When it comes to cleaning, there is a misunderstanding of four common terms: cleaning, disinfecting, sanitizing, and sterilizing. But what do they all mean? And more importantly, when should you use each one? Read on to find out the difference between these four terms so that you can keep your home or business clean and safe.


Cleaning

Cleaning is the first and most important step in any Residential and Commercial cleaning process because it removes the dirt and debris that can allow germs and bacteria to flourish. When you clean something, you are using soap or detergent and water to physically remove the dirt from the surface. Time is the most important factor in cleaning; for example, you wouldn't wipe down a kitchen counter with a damp sponge and then immediately prepare food on it.
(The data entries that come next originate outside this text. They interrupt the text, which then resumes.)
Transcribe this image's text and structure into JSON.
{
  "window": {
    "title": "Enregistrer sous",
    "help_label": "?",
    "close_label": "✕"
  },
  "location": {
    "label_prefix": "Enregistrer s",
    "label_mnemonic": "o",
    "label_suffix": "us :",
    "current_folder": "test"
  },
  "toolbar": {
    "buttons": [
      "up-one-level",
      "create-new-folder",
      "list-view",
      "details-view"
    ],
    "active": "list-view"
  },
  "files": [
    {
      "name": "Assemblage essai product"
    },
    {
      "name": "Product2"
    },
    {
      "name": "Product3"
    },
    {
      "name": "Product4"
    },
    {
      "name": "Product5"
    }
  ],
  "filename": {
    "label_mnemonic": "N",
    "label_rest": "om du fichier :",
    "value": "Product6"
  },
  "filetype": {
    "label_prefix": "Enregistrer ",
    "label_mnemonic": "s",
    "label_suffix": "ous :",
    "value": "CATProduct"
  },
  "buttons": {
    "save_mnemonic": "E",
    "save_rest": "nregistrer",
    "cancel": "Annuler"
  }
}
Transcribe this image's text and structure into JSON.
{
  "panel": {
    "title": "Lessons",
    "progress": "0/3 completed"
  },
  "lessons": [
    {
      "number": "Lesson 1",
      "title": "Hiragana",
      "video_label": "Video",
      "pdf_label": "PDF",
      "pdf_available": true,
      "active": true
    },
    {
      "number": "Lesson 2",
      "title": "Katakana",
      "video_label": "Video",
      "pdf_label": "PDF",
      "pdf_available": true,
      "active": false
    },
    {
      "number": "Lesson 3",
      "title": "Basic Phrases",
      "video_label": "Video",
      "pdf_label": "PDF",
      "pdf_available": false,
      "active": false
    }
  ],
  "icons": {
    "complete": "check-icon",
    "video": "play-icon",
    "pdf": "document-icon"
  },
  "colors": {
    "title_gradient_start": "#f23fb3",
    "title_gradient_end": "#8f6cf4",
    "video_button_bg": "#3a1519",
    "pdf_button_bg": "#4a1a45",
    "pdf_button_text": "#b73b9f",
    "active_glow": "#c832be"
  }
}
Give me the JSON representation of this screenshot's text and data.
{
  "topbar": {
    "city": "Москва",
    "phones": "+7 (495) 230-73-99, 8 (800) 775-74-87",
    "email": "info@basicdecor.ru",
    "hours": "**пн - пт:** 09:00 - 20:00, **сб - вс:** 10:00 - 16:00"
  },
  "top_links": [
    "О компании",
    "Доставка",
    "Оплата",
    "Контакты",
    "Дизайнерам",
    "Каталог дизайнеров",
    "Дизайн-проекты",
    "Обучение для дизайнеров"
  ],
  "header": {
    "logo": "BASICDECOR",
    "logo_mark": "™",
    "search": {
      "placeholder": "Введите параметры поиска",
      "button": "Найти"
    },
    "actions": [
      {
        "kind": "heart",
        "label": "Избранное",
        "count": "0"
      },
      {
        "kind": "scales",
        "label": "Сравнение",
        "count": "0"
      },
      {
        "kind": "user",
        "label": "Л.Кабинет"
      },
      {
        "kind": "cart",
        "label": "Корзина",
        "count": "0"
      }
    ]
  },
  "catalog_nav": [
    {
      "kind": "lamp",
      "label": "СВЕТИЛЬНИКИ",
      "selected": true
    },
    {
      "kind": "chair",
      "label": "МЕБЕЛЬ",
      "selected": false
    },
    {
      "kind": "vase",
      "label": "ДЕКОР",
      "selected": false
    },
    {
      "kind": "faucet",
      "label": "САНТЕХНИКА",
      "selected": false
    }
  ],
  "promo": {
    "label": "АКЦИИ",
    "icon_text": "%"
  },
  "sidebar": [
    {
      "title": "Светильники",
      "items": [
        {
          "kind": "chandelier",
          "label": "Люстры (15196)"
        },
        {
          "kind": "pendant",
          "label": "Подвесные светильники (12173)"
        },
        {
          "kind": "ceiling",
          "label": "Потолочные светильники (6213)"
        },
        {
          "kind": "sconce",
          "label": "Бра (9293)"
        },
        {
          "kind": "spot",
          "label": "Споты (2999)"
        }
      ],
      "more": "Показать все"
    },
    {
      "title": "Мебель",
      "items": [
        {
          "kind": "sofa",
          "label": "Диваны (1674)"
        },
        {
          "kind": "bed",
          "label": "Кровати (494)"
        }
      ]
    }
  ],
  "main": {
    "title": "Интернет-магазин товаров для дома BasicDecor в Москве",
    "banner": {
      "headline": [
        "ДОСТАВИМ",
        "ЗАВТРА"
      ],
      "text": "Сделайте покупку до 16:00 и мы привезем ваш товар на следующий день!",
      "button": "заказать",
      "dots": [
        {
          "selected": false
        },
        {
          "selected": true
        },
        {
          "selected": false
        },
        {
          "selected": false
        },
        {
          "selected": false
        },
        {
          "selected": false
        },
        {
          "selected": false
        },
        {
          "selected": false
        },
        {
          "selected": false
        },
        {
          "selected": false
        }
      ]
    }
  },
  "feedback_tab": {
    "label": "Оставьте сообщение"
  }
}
You need to give the surface time to air dry so that any residual moisture doesn't provide an environment where germs can grow.




Disinfecting

Disinfecting kills microorganisms on surfaces or objects. This is important because some viruses and bacteria can cause serious illness or even death. Disinfecting should always be done after cleaning because cleaning alone does not necessarily kill all germs. Also, disinfecting a dirty surface will not effectively kill germs and bacteria. The most common way to disinfect is by using chemicals, such as bleach or alcohol. However, it's important to read the label carefully before using any chemical cleaner; some types of surfaces shouldn't be treated with certain chemicals as they can cause damage and they will not be effective if dwell time is not adhered to. Disinfectants are the only products approved by the EPA to kill viruses on hard surfaces.




Sanitizing

Sanitizing reduces the number of germs on surfaces or objects to a safe level. This is different from disinfecting because disinfecting completely eliminates all germs while sanitizing only reduces the number of germs present. Sanitizing is often done using heat or chemicals; for example, dishes can be sanitized by running them through a hot water cycle in the dishwasher.





Sterilizing

Sterilizing kills all germs on surfaces or objects. This is important for medical equipment or anything else that needs to be absolutely free of germs before use. Sterilization can be done using heat, chemicals, or filtration; for example, surgical instruments are typically sterilized using heat (steam autoclaves) prior to use.


Conclusion:

Now that you know the difference between these four terms, you can make sure that you are using the right one for each situation. Remember: clean first, then disinfect or sanitize as needed. This will help keep your home or business clean and safe for everyone involved.